Content Delivery Network

Below is all my personal understandings

Full Name :Content Delivery Network or Content Ddistribute Network

Basically, CDN solution solves a common issue: There will always be a bottleneck on the internet, due to different service providers, or geo locations, etc. Which impact the network performance. On the other hand, Latency control is one of the most important indicators nowadays. With CDN, You can deliver a more reliable and stable network by putting certain Servers in certain places in the internet, and building a intelligent network on top of the internet. CND can redirect customer reuquests to the fastest server(maybe not the closest), based on network throughput, response time, latency, loadbalancing status, physical distance(main factor that impact latency).

Based on above description, here comes the objective of the CDN solution:

To solve the latency problem due to bandwidth, server performance, geo location limitations. Use case includes but not limited to: website acceleration, play on request, live video/voice steaming, etc. Which can improve user experience and success rate, and avoid network congestion.

Pros:

Let’s say you are running a website, There will be some key indicators to make you success:

  1. Attractive content
  2. Fast access
  3. Support frequent user interactions
  4. Can browse anywhere without restrictions

Elaboration of item 4: you must consider global users experience, which will introduce a very complex network environment, such as: Network security policies/laws in different countries, physical distance, Datacenter maintenance, ISP availability, etc. In addition, when your business grows bigger, your website for sure will add more features and contents, like images, vidtos, CSS, APIs, etc. Plus more user requests and for sure some DDoS attacks. All these factors might slow you down and impact user experience.

Every single second of delay on your website response, you will lose your users and some users may never come back again.

Which Introduct one of the key benefits of CDN:

  1. Accelerate your response time.

It also have some other benefits, such as: 2. Full converage of the Internet, eliminate ISP/geolocation limitation. 3. Secure your Website - CDN use loadbalance and distributed storage, which also improves website reliability. - If one of the CDN node goes down, other node will takeover, so theoretically your website will never go down. 4. Reduce Operation complexity. - Servers are synced between each other, One time setup and let automation run in background. No need to put too much effort on individual servers. - If you choose CDN providers, then almost ZERO effort on maintaining the CDN network/service, CDN providers will take care of that. You can focus on your core business.

Basic CDN infrastructure:

  1. When user requests URL, local DNS will forward requests to CDN DNS server.
  2. CDN DNS server return CND Global Load Balancer IP back to user.
  3. User send HTTP/HTTPS request to Global Load Balancer.
  4. Based on user IP address and content user request, choose one of the fastest/closest Local Load Balancer, and local load balancer will choose one cache server(or cluster) to respond.
    • Criteria include and may not limit to: user IP, Content of URL, Server performance, latency.
  5. User get response from cache server, if the cache server doesn’t have the requested resource, it will request content from upper layer caching server, until the source server, and pull resource to local.

CDN Component

CDN Component

CDN logic workflow

CDN logic workflow

GLSB logic workflow

GLSB workflow

Summary:

CDN is a policy based service as a whole, Which include [Distributed Storage], [Traffic Management], [Content management] three key elements.

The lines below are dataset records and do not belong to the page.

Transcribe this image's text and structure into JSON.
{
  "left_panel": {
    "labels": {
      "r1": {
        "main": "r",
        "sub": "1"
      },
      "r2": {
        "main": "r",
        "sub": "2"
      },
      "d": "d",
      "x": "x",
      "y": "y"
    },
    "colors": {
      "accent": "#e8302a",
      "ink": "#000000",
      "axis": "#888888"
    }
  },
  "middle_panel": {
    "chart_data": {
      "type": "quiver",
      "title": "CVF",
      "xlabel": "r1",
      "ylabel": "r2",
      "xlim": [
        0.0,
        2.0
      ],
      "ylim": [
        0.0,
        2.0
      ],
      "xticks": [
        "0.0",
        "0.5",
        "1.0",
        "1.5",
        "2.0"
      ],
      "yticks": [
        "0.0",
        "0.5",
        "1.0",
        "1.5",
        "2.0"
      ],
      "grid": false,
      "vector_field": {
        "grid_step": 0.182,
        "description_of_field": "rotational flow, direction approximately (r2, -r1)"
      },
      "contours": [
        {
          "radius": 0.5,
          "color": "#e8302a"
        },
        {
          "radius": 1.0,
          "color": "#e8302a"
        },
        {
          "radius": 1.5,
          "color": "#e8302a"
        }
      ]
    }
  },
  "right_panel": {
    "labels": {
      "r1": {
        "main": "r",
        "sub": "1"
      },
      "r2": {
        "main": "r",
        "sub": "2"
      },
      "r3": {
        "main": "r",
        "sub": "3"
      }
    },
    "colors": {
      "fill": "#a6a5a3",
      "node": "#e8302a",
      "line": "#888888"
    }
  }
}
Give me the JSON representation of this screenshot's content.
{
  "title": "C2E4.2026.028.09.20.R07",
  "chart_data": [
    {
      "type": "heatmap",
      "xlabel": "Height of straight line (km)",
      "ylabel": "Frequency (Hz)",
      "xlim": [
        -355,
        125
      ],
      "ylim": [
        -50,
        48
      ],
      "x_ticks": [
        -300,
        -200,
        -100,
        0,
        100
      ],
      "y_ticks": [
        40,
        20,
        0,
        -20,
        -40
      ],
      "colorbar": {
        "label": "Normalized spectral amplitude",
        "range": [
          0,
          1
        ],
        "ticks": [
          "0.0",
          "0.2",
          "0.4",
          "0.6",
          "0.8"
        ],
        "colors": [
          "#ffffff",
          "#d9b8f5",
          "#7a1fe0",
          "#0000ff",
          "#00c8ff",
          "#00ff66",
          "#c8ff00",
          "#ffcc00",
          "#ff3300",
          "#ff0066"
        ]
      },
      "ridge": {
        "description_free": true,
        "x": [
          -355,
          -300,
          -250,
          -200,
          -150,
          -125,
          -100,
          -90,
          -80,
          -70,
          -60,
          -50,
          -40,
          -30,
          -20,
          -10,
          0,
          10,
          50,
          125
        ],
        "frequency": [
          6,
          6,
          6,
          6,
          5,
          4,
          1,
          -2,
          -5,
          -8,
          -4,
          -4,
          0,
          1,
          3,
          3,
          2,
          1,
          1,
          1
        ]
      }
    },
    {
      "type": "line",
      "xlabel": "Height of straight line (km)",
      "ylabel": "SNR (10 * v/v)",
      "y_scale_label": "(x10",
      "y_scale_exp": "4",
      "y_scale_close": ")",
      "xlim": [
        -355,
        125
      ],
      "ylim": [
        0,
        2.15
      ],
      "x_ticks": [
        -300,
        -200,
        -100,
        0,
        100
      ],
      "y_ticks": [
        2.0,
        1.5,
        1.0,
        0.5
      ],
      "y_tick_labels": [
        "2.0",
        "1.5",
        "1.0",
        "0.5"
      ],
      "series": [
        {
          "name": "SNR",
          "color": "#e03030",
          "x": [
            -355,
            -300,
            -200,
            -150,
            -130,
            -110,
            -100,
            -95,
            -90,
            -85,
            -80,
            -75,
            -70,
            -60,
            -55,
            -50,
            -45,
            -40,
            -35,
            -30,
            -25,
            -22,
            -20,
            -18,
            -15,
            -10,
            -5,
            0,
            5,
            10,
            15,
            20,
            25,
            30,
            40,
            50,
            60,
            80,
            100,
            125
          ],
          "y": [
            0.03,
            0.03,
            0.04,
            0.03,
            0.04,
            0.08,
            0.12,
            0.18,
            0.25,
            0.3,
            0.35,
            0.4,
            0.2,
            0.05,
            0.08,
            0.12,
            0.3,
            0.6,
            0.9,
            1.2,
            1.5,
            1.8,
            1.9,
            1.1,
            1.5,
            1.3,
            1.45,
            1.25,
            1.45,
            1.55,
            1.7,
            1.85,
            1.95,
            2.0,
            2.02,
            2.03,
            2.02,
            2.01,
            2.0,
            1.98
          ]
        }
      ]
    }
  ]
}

[Traffic Management] & [Content Management] is the core of CDN.

Example:

You are using Singtel and your home broadband service provider, if you access a certain website in StarHub, then you may experience latency issue. However, if the Website use CDN, and have caching server in Singtel, you will get response from caching server in singtel directly, the caching server will either cache your requested content or query original server for you in a faster speed. So you won’t have any latency issue. And if the original server goes down, caching server will also provide partial or full service based on what you request, which is better than you can’t access at all.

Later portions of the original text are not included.